Written by Rev. Nicholas Davelaar
Published in the Courier of Russellville, Arkansas
R.C. Sproul tells the story of an Englishman who travelled to Philadelphia during the Sixties.
This Englishman, between tours of landmarks such as Independence Hall, slipped into a shop specializing in colonial-era antiques. Among the antiques were signboards with slogans such as “Don’t Tread on Me.”
One sign in particular caught his attention. In bold letters it proclaimed: “We Serve No Sovereign Here.”
Given what he knew about the United States, this sign gave him pause: “He wondered how people steeped in such an anti-monarchical culture could come to grips” with what so many of them professed, namely the New Testament’s claim that “absolute sovereign authority and imperial power are vested in Christ.”
Indeed, how is that possible? How could people in our anti-monarchical culture come to terms with Christ’s lordship?
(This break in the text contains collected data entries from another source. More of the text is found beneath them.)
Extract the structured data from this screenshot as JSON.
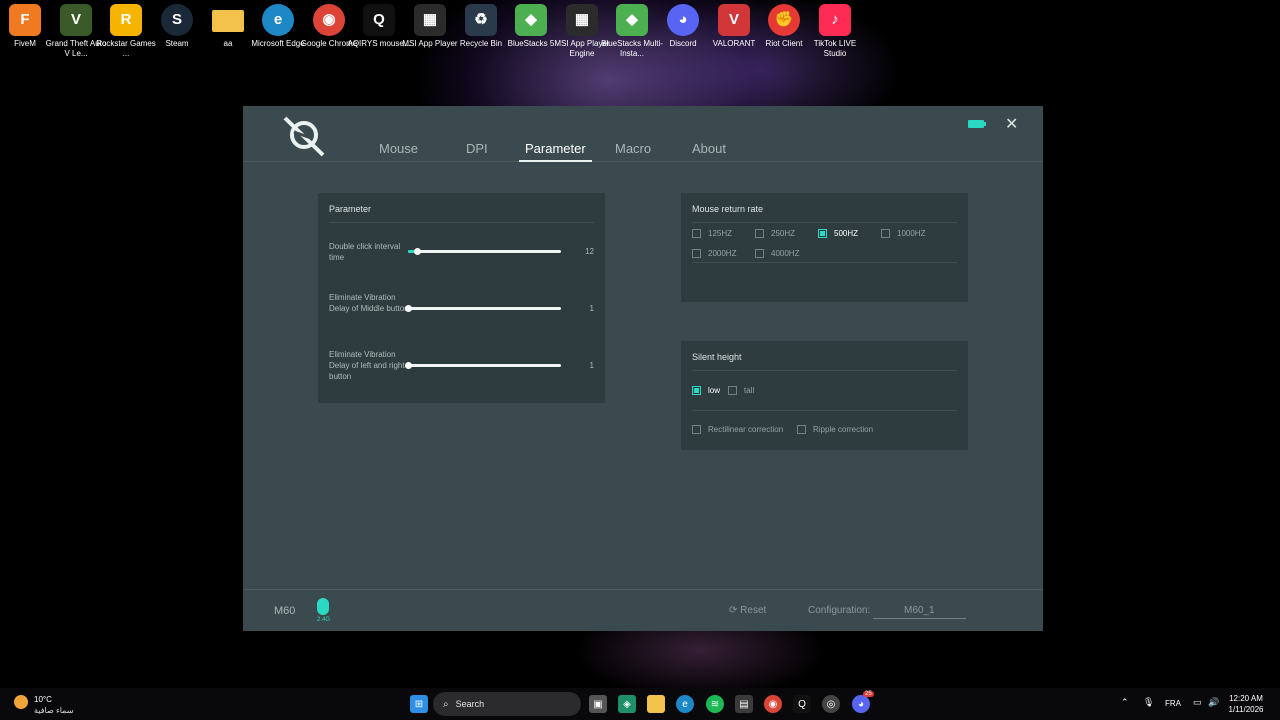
{
  "desktop": {
    "icons": [
      {
        "label": "FiveM",
        "color": "#f07a22",
        "glyph": "F"
      },
      {
        "label": "Grand Theft Auto V Le...",
        "color": "#3a5a2a",
        "glyph": "V"
      },
      {
        "label": "Rockstar Games ...",
        "color": "#f4b400",
        "glyph": "R"
      },
      {
        "label": "Steam",
        "color": "#1b2838",
        "glyph": "S"
      },
      {
        "label": "aa",
        "color": "#f2c24b",
        "glyph": ""
      },
      {
        "label": "Microsoft Edge",
        "color": "#1e88c7",
        "glyph": "e"
      },
      {
        "label": "Google Chrome",
        "color": "#db4437",
        "glyph": "◉"
      },
      {
        "label": "AQIRYS mouse...",
        "color": "#111111",
        "glyph": "Q"
      },
      {
        "label": "MSI App Player",
        "color": "#2b2b2b",
        "glyph": "▦"
      },
      {
        "label": "Recycle Bin",
        "color": "#2a3a4a",
        "glyph": "♻"
      },
      {
        "label": "BlueStacks 5",
        "color": "#4caf50",
        "glyph": "◆"
      },
      {
        "label": "MSI App Player Engine",
        "color": "#2b2b2b",
        "glyph": "▦"
      },
      {
        "label": "BlueStacks Multi-Insta...",
        "color": "#4caf50",
        "glyph": "◆"
      },
      {
        "label": "Discord",
        "color": "#5865f2",
        "glyph": "◕"
      },
      {
        "label": "VALORANT",
        "color": "#d13639",
        "glyph": "V"
      },
      {
        "label": "Riot Client",
        "color": "#e53935",
        "glyph": "✊"
      },
      {
        "label": "TikTok LIVE Studio",
        "color": "#fe2c55",
        "glyph": "♪"
      }
    ]
  },
  "app": {
    "tabs": [
      "Mouse",
      "DPI",
      "Parameter",
      "Macro",
      "About"
    ],
    "active_tab": "Parameter",
    "accent": "#29d9c2",
    "parameter_panel": {
      "title": "Parameter",
      "sliders": [
        {
          "label": "Double click interval time",
          "value": "12",
          "fraction": 0.06
        },
        {
          "label": "Eliminate Vibration Delay of Middle button",
          "value": "1",
          "fraction": 0.0
        },
        {
          "label": "Eliminate Vibration Delay of left and right button",
          "value": "1",
          "fraction": 0.0
        }
      ]
    },
    "return_rate_panel": {
      "title": "Mouse return rate",
      "options": [
        "125HZ",
        "250HZ",
        "500HZ",
        "1000HZ",
        "2000HZ",
        "4000HZ"
      ],
      "selected": "500HZ"
    },
    "silent_panel": {
      "title": "Silent height",
      "height_options": [
        "low",
        "tall"
      ],
      "selected_height": "low",
      "corrections": [
        "Rectilinear correction",
        "Ripple correction"
      ]
    },
    "footer": {
      "model": "M60",
      "connection": "2.4G",
      "reset_label": "Reset",
      "config_label": "Configuration:",
      "config_value": "M60_1"
    }
  },
  "taskbar": {
    "weather_temp": "10°C",
    "weather_condition": "سماء صافية",
    "search_placeholder": "Search",
    "language": "FRA",
    "time": "12:20 AM",
    "date": "1/11/2026",
    "discord_badge": "25"
  }
}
If we’re honest, our answers range from “not easily” to “barely” or even “not at all.” That’s reflected in our lives. It shows in our marriages, our families, our congregations, and beyond. Here and elsewhere plenty of us call Jesus our Savior, but we act as our own lords. And the results aren’t pretty.
Indeed, sometimes it seems as if we live in the days when the judges ruled. According to Judges 21:25, “In those days there was no king in Israel. Everyone did what was right in his own eyes.” In that verse we also catch a whiff of the fact that this problem has much more with our sinful nature than the cultural DNA of this nation.
You who believe in Jesus as your Savior—do you also acknowledge and serve him as your Lord?
Or perhaps the more fruitful question for most of us: in what areas of your life is Christ calling you to come to grips with his lordship? And are you prayerfully reading your Bible and partaking of the preaching of his Word to that end?
The question isn’t so much whether you and I who believe in Jesus Christ need to grow, but rather how, and whether we’re making use of the means God has given us to grow in the grace and knowledge of his only Son, our Lord.
That noted, some of us need to come to grips with Christ’s lordship in the first place. We personally are not convinced we need a Savior or Lord. We truly do serve no sovereign—we are our own sovereign.
Here’s my question for you: how did you come to that conclusion? And where does it lead?
Think about that.
For further study, read Philippians 2:6-11.